Auch wenn wir eine besondere Verantwortung haben, Schweden daran zu hindern sexuelle Übergriffe an Kindern in anderen Ländern zu begehen, müssen alle Arbeiten darauf abzielen, den Schutz aller Kinder zu stärken und die Arbeit der Polizei zur Ergreifung aller Täter, unabhängig von ihrer Nationalität, zu erleichtern.
„Kinder auf Abruf“
In den letzten zehn bis fünfzehn Jahren ist viel passiert. In der Vergangenheit konnten auch normale Reisende sehen, wie kleine Straßenkinder um westliche Männer strömten und dann gemeinsam in einem Tuk Tuk, einem asiatischen Mopedtaxi, wegfuhren. Oder weiße Männer, die kleine kambodschanische Jungen am Strand an der Hand hielten.
Kinder, die offensichtlich nicht zur Familie gehörten, wurden in fremde Hotelzimmer gebracht. Durch intensive Aufklärungsarbeit und härteren Reaktionen der örtlichen Polizei, der Zivilgesellschaft, der Reisebranche und einzelner Reisenden ist die offene sexuelle Ausbeutung von Kleinkindern in Ländern wie Thailand und Kambodscha fast vollständig verschwunden. Aber niemand, mit dem wir sprechen, kommt zu dem Schluss, dass es diese Ausbeutung nicht mehr gibt. Die Täter sind nur gezwungen worden verfeinerte Strategien zu entwickeln: Unsichtbarer werden. Wir wissen bereits, dass Männer (Ja, weil es im Prinzip fast immer Männer sind), die mit dem Ziel Reisen, sich an kleinen Kindern zu vergreifen, Wege finden die extreme Armut und die Verzweiflung der Menschen auszunutzen.

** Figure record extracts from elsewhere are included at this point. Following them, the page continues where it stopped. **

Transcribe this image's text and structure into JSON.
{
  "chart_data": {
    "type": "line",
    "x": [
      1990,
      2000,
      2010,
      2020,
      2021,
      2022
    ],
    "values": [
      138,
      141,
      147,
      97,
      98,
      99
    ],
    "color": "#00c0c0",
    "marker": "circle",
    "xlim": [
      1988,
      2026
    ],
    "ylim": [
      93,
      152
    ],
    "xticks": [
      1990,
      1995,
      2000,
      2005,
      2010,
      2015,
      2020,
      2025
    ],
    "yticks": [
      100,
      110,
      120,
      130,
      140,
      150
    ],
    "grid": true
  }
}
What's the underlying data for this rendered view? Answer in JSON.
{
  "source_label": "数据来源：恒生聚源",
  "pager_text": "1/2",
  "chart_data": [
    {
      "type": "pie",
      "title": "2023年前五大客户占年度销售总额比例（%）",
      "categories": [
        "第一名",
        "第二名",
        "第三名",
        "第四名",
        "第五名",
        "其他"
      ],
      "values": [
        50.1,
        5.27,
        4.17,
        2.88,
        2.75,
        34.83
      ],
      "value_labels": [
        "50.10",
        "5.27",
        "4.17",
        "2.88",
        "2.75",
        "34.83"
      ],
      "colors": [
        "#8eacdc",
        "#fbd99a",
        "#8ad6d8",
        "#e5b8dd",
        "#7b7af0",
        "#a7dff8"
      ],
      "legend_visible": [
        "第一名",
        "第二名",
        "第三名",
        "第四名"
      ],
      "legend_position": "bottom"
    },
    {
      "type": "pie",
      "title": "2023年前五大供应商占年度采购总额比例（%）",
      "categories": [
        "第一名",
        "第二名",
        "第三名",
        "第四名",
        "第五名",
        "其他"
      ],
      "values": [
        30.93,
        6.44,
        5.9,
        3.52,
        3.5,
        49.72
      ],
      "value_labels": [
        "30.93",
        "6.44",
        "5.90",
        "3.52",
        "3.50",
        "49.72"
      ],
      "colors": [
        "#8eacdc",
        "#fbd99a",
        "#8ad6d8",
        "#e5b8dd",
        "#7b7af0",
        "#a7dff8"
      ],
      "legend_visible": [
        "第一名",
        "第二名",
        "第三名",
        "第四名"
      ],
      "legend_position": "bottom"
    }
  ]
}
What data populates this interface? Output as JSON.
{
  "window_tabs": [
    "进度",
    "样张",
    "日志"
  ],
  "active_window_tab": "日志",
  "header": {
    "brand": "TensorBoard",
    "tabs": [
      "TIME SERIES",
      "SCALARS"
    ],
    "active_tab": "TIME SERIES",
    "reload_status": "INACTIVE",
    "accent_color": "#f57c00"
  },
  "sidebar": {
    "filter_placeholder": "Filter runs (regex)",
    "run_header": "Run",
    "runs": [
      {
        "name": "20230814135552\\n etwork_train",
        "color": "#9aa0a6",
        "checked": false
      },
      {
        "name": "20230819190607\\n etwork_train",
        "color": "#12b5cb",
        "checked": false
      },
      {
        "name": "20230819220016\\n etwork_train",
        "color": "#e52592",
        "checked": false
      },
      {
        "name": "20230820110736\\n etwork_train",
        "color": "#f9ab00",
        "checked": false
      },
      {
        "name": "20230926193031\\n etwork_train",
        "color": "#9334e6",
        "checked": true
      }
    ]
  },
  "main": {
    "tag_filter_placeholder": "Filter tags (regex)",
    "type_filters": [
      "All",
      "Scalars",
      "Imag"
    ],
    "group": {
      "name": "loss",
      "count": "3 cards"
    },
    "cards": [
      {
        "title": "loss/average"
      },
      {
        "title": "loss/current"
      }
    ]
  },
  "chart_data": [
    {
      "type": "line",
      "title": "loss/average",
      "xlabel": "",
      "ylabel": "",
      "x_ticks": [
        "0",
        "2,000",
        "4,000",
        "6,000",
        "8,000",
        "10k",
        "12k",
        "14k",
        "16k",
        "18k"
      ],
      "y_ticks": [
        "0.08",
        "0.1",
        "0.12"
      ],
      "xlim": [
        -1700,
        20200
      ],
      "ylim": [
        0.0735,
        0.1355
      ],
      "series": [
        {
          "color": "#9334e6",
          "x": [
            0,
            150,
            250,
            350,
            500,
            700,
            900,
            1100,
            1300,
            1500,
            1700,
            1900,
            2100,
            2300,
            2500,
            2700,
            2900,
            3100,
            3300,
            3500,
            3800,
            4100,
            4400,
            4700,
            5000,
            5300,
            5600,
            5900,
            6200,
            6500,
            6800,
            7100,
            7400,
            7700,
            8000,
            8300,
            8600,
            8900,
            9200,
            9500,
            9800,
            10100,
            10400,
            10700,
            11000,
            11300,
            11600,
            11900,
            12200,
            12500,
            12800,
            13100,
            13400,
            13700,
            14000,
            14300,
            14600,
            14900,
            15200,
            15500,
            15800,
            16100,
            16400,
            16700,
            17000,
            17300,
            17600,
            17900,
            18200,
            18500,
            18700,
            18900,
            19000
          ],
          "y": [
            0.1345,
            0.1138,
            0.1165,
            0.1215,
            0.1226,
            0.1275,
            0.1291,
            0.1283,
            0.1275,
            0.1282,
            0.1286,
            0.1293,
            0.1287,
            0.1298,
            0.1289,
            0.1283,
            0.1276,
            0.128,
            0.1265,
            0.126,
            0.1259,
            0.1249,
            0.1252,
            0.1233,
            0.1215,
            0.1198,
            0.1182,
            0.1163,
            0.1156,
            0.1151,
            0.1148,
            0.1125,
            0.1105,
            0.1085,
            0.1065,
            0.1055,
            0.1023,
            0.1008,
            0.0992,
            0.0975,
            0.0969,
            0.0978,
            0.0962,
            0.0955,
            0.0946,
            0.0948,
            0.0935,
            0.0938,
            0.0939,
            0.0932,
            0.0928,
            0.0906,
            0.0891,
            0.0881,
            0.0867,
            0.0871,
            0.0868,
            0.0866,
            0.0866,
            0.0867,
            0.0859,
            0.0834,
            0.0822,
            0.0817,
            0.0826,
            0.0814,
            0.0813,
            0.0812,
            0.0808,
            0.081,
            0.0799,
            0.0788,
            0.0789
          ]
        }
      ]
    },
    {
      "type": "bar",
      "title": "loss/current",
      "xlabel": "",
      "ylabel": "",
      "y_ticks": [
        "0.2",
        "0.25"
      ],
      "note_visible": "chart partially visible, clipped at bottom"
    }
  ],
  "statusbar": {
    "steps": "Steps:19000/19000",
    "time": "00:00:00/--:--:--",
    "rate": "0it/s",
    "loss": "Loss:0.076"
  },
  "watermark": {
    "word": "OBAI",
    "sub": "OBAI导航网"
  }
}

Wir wissen, dass es jetzt vorkommt, dass diese Männer ein großes Landhaus mieten, in dem sie in aller Ruhe Kontakt aufnehmen und ganze Familien in der Gegend „unterstützen“ können, indem sie sich als wohlwollende Helfer ausgeben. Sie suchen Arbeit oder Freiwilligendienste, bei denen sie mit Kindern, die besonders schutzlos sind (z.B. in Kinderheimen, Schulen oder Kirchen) in Kontakt kommen. Oder sie beginnen eine Beziehung zu einer Frau, die Kinder des entsprechenden Alters hat. Und sie nutzen die Anonymität des Internets, um sichere Zonen und Netzwerke zu schaffen, über die sie Tipps und Kontakte bekommen. Fast jeder, den wir treffen, sagt, dass die häufigste Möglichkeit für reisende Straftäter heute Kontakt mit Kindern zu knüpfen soziale Netzwerke und verschiedene Apps sind. Manchmal sind es Teenager, die über Dating Apps und soziale Netzwerke mit Käufern in Kontakt treten, um ihnen dabei zu helfen auch mit jüngeren Kindern in Kontakt zu treten.
Eine Person, mit der wir sprechen, nennt sie „Kinder auf Abruf“.